In order to approach the characteristics of the ancient tombs located in Ayeong Basin, Namwon, the structure of the tombs, the similarity of the burial patterns of the grave goods, and the characteristics of the shape of the pottery stands and horse gear from these tombs were analyzed and compared against that of the main ancient tombs of the central Gaya area. The geopolitical value of Namwon’s Ayeong Basin increased as Baekje, which intended to dominate the Namgang River system, expanded its influence. In the second quarter of the 5th century, groups close to Busan, Haman, and Hapcheon moved to the area of the ancient tombs of Cheonggye-ri. In the third and fourth quarters of the 5th century, the head of the area of the Walsan-ri Ancient Tombs grew into an independent head of state who received prestige gifts from Baekje.
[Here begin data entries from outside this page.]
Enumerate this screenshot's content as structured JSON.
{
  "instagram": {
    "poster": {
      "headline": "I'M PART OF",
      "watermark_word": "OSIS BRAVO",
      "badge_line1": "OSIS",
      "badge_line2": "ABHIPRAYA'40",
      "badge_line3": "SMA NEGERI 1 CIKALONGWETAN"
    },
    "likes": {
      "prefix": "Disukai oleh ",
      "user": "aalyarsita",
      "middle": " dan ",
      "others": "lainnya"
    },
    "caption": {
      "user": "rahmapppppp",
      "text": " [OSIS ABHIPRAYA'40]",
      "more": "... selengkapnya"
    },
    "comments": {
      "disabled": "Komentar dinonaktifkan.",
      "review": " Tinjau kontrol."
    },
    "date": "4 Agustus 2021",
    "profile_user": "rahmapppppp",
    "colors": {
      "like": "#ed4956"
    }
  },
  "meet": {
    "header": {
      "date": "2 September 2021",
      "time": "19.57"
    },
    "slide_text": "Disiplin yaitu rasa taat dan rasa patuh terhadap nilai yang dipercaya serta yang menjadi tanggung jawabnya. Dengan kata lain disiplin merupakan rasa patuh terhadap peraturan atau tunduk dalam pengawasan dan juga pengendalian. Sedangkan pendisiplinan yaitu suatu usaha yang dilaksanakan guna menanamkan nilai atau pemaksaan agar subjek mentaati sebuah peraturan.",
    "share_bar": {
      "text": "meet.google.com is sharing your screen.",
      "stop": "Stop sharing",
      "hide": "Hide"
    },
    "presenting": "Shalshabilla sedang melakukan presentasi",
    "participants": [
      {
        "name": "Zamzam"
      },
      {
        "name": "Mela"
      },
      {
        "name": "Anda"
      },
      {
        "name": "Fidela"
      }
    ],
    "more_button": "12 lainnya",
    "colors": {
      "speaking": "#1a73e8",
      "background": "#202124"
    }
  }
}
In the first quarter of the 6th century, interaction with Baekje were maintained, but the foundations of the material culture became similar to that of the ancient Gaya Kingdom. This change is believed to have been linked with the strengthening of Silla’s influence over Gaya forces at the mouth of the Nakdonggang River and the change of Baekje’s external transportation routes. Different locations within the basin were home to different types of ancient tombs, but it is not clear whether this represents a replacement of groups or a change within the same group of the linage that held power. Based on the data accumulated thus far, it appears that the relocation of the ancient tombs of the Ayeong Basin was caused by the migration of Gaya forces, but other interpretations may be possible if significant research results that point towards indigenous forces are accumulated in the future.